About as often as people call for engaging in long-needed, long-avoided conversations on racial injustice, they lament the shape of the conversations actually taking place. The loudest, most unforgiving voices fill the arena, while others stay on the sidelines, either because they fear saying the wrong thing or because the whole problem seems too uncomfortable or intractable.
It doesn’t have to be this way, says Isaac Adams, especially among those calling themselves brothers and sisters in Christ. In Talking About Race: Gospel Hope for Hard Conversations, Adams, a pastor at Capitol Hill Baptist Church in Washington, DC, offers biblical and pastoral guidance on speaking (and hearing) racial truth in love. Timothy Muehlhoff, a communication professor at Biola University and codirector of Biola’s Winsome Conviction Project, spoke with Adams about the keys to Christ-exalting conversations on race.

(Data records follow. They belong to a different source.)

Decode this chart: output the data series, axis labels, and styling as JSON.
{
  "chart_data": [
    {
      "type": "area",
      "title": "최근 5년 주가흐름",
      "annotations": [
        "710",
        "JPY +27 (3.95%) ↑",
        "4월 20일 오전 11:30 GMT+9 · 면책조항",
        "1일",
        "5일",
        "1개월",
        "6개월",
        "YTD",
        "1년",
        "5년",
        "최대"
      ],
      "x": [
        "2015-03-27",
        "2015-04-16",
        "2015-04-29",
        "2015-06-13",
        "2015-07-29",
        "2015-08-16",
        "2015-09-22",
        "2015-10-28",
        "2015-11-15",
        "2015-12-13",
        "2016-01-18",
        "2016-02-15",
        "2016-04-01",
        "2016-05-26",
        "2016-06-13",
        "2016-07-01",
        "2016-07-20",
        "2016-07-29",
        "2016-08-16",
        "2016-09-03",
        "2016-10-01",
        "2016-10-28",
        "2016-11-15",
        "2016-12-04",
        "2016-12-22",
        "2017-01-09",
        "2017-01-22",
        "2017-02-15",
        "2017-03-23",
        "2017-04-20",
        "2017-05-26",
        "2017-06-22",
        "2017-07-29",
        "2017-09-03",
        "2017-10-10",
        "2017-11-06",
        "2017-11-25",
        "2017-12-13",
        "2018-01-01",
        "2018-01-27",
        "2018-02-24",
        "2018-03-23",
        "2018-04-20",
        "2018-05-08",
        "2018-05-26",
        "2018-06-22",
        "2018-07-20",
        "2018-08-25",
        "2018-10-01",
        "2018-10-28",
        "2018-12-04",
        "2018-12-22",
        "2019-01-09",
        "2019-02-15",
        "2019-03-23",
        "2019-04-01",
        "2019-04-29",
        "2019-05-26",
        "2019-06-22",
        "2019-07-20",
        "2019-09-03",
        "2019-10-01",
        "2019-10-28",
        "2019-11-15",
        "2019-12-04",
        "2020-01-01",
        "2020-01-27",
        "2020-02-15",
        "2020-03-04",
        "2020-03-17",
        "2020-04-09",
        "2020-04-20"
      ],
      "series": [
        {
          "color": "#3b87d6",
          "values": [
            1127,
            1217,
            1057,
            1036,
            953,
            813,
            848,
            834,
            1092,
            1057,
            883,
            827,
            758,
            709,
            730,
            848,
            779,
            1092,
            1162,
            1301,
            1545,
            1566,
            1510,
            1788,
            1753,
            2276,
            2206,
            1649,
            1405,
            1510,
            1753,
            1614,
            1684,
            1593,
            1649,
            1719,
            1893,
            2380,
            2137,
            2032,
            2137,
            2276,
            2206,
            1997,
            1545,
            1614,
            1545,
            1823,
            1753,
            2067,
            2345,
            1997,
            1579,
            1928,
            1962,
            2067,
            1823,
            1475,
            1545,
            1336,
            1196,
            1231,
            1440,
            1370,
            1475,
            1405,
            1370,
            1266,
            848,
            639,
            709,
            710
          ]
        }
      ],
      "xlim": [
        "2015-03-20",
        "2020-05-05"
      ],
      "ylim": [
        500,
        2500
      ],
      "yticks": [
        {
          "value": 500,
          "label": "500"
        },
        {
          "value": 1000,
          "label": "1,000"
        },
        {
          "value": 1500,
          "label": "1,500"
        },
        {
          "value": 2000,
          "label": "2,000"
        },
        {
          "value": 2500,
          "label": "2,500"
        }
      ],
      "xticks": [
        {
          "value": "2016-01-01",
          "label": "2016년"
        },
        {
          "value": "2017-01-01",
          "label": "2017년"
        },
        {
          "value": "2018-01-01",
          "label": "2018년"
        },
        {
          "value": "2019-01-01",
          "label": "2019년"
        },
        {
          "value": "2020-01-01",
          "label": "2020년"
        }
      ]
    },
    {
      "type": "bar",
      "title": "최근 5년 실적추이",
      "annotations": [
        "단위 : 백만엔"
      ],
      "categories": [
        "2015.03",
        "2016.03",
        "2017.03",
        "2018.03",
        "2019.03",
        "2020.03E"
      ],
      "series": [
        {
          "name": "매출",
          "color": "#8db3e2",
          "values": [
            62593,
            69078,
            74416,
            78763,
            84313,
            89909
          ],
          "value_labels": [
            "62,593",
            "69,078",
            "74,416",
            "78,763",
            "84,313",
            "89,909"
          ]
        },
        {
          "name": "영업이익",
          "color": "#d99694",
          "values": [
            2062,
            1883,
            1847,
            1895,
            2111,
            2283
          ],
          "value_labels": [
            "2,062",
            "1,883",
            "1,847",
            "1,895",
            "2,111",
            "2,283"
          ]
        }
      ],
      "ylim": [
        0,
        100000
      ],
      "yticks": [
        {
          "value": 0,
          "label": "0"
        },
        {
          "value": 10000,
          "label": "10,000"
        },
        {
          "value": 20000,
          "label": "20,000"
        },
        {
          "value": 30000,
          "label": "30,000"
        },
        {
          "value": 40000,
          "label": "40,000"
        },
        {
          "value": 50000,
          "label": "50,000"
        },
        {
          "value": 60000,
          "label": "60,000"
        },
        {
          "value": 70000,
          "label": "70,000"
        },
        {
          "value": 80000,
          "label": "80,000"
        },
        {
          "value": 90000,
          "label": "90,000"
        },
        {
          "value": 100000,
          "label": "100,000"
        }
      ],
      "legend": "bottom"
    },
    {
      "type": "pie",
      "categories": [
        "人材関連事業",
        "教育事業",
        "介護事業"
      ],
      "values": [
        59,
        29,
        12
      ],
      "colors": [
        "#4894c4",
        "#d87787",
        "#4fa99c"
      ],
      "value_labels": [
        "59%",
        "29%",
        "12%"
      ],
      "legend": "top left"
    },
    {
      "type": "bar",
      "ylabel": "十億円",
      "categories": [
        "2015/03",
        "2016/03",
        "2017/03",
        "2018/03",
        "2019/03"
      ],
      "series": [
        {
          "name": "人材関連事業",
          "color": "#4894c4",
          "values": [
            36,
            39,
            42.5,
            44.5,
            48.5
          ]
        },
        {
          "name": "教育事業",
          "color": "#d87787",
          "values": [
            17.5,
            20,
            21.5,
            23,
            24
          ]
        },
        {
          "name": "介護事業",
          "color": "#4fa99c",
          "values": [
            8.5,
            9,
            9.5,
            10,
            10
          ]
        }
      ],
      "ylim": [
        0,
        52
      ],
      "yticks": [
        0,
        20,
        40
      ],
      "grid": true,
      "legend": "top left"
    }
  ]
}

In explaining your motivation to write the book, you state, “Originally, I set out to write a different book on giving biblical and practical guidance on where Christians could begin to combat racism.” What changed?
As I was preparing the book proposal, I didn’t know that the news of Ahmaud Arbery was going to break. It made me think, How will we talk about his murder? If we understood the smaller problem of dysfunctional communication across racial lines, we would understand the much bigger problem, the racial strife that has so long divided our churches, our communities, and our nation. The book is, in some sense, a theology of speech applied to the topic of race.